The routine will take some time to run (typically between 10 seconds and 2 minutes, depending on the size of the dataset and the speed of your computer). When it completes, it shows the results in a Viewer window, as shown in the screenshot below. The Viewer shows the amplitude or power for each band, separately for each channel. These values can be exported to either a Matlab data file or an Excel spreadsheet.
If you see a value of NaN in the Viewer, this usually means that the corresponding frequency band is not valid for the current dataset. In particular, the maximum frequency is 1/2 the sampling rate (e.g., 128 Hz if your sampling rate was 256 Hz).
This can be a lot of information, so we provide two options for highlighting extreme values. If you check the Color heat map box, each cell of the table will be color-coded according to the amplitude or power of that cell. If you check the Outliers button, any cells that are more than X standard deviations from the mean for that band will be highlighted. (The default for X is 2, but you can adjust this with the text box.)
You can also plot the amplitude or power for each individual frequency within a selected band, as shown in the screenshot below. First, select one or more channels from a single frequency band. Then click the Plot button to see a graph of amplitude or power over the frequencies within that band (averaged over the selected channels).
This routine returns the averaged single-sided amplitude of frequency bands via Fast Fourier Transform from ~5-second epochs of the continuous EEG. The windows are created and randomly selected from a random 20% of the 5-second windows to increase speed. A fixed seed is used for selecting the random set of windows so that the results will be the same if the routine is run multiple times. An FFT is run on each window, and then the average of the FFTs is computed. This yields much more precise values that computing the FFT of a single long epoch.

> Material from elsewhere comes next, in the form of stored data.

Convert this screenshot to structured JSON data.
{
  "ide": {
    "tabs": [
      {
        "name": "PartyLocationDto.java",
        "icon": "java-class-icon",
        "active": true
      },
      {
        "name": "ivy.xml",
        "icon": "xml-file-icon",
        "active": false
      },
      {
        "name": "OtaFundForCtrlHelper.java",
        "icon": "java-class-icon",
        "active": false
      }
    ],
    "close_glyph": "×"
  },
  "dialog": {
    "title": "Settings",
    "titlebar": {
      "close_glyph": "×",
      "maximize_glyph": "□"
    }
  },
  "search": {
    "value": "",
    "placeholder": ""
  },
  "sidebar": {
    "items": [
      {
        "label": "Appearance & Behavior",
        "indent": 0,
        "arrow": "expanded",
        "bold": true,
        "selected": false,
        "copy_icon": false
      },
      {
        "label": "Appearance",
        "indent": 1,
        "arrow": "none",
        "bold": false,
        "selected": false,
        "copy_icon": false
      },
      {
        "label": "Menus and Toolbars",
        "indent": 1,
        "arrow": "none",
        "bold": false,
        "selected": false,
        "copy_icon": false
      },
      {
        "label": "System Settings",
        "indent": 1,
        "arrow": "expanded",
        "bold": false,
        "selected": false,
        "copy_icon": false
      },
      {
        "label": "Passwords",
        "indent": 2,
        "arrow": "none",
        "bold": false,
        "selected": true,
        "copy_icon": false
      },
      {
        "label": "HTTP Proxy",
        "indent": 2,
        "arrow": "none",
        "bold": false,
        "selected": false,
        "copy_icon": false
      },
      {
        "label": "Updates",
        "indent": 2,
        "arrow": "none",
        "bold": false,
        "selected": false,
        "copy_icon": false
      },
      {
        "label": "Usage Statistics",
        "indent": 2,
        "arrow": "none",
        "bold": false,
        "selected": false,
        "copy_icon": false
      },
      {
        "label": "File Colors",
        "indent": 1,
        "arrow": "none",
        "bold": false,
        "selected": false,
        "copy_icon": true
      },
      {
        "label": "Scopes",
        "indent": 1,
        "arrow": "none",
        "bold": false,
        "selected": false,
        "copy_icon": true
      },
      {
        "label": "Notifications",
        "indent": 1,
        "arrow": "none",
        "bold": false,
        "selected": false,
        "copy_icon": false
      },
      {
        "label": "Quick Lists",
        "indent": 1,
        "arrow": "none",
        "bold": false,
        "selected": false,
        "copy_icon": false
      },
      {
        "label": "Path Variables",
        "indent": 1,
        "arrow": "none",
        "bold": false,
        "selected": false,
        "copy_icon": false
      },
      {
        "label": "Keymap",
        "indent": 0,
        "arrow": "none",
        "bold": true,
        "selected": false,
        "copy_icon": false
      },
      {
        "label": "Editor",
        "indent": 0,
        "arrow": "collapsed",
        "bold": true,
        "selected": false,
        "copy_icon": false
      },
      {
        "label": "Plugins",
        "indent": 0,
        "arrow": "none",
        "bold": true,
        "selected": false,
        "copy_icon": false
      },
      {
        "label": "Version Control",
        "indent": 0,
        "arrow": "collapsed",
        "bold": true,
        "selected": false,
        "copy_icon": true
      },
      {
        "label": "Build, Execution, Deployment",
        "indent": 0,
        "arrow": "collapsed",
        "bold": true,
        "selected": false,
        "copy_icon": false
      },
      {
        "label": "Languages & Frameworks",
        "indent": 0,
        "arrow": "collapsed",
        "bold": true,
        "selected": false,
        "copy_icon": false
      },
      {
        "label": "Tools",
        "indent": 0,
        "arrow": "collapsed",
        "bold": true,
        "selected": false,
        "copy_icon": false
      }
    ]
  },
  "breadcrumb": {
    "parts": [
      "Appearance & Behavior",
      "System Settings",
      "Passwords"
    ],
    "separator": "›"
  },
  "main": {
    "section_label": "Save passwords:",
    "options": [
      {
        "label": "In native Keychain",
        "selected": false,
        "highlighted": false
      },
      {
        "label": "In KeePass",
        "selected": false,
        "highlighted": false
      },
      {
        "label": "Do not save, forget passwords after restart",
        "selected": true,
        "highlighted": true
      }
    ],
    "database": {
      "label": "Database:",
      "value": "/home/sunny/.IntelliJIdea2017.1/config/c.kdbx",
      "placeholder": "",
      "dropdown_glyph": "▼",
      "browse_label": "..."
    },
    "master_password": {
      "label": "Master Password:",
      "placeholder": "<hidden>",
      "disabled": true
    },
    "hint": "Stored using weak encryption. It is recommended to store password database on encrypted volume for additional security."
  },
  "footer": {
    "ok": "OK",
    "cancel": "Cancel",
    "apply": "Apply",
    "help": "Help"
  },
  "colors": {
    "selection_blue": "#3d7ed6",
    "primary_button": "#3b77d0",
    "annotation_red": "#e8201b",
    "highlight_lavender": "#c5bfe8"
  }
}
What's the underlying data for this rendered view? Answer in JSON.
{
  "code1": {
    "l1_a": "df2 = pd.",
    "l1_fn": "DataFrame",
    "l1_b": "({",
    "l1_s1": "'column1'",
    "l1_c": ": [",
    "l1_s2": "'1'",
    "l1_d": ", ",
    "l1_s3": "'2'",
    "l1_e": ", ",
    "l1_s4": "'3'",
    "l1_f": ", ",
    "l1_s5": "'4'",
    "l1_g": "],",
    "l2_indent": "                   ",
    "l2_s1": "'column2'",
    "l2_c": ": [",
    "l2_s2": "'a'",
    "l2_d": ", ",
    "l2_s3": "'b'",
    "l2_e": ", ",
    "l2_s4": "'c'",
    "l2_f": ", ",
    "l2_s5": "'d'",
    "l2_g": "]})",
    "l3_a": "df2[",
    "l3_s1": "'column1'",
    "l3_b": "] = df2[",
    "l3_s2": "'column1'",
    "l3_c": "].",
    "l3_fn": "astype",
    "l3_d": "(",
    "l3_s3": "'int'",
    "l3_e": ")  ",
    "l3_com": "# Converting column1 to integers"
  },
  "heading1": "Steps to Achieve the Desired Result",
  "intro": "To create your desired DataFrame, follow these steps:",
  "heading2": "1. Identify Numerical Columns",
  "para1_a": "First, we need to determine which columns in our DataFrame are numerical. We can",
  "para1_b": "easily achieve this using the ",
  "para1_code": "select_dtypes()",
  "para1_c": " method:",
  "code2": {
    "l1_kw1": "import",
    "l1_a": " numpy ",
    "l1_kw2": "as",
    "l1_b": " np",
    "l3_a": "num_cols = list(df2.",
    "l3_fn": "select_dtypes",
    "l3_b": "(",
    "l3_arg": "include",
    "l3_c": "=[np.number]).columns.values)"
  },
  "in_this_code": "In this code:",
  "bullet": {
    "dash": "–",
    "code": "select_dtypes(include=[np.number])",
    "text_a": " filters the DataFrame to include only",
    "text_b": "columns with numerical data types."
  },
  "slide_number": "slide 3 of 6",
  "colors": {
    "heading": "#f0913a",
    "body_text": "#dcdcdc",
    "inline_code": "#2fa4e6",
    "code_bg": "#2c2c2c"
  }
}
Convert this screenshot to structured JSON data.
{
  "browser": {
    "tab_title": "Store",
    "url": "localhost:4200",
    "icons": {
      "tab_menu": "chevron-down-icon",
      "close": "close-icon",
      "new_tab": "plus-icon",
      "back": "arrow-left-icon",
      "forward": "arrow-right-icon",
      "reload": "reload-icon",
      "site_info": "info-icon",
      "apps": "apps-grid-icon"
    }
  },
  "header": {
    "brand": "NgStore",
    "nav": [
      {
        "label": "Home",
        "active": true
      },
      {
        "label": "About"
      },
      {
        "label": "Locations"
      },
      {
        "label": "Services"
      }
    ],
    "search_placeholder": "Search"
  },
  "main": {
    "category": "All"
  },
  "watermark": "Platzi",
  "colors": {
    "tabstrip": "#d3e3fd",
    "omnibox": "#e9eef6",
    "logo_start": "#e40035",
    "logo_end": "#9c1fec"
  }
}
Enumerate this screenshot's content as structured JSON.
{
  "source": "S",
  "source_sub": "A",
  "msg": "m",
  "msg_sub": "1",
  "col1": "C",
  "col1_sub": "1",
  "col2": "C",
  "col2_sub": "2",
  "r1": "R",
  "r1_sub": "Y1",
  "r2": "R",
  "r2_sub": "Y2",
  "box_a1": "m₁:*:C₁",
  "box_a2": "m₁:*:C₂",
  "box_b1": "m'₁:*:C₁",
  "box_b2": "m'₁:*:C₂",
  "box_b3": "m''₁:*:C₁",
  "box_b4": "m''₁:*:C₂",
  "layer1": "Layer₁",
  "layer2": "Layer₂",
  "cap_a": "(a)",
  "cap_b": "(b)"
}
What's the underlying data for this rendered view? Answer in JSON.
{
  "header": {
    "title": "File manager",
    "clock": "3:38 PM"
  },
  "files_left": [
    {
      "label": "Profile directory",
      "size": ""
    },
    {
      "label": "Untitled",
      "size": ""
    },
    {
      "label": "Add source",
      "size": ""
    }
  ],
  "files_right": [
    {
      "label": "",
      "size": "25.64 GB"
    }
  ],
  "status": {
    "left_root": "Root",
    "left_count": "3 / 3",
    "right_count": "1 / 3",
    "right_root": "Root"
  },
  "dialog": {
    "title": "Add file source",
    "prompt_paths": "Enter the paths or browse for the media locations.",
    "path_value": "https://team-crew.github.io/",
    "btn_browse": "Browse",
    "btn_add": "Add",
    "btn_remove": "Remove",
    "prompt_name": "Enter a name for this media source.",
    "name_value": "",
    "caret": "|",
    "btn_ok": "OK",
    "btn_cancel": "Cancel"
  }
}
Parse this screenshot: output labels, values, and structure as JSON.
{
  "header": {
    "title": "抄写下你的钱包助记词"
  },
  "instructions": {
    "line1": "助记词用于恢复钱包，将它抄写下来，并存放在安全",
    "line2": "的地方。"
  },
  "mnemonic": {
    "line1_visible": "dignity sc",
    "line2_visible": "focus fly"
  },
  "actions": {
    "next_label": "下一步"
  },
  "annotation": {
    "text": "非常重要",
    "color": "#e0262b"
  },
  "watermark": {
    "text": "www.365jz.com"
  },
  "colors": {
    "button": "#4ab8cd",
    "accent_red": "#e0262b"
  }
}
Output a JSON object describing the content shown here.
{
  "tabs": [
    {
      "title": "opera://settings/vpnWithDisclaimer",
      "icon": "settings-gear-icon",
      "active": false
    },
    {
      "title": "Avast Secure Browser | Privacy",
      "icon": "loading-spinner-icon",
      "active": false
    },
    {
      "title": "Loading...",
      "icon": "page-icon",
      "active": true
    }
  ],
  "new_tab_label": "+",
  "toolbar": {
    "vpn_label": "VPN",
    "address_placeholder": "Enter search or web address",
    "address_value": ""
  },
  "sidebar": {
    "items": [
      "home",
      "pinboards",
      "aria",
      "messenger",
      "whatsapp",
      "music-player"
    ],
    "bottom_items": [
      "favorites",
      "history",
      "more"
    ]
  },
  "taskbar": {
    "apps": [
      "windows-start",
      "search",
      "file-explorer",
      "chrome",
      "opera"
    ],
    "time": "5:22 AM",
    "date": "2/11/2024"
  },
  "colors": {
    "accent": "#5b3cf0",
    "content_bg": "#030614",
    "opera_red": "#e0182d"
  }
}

Note that an FFT requires that the number of time points is a power of 2. The actual epoch length is the closest value to 5 seconds that can be achieved with this constraint.
[EEG, fft_out] = pop_continuousFFT( EEG, 'ChannelIndex', 1:64, 'Frequencies', [ 0 3; 3 8; 8 12; 8 30; 30 48; 49 51; 59 61; 0 250], 'FrequencyLabel',... {'delta' 'theta' 'alpha' 'beta' 'gamma' '60hz-noise' '70hz-noise' 'broadband' }, 'PercentRandom', 20, 'viewGUI',... 'true' );
Note that the script version allows you to specify the percentage of 5-second segments to use. It also includes a 'NumberOfPointsFFT' option that allows you to change the length of the window (expressed as the number of sample points rather than the number of seconds). For example, with a sampling rate of 500 Hz, you would specify 2500 points to get a 5-second epoch length. The routine will automatically round to the closest power of two (which would be 2^11 or 2048 points if you specify 2500 points as the epoch length).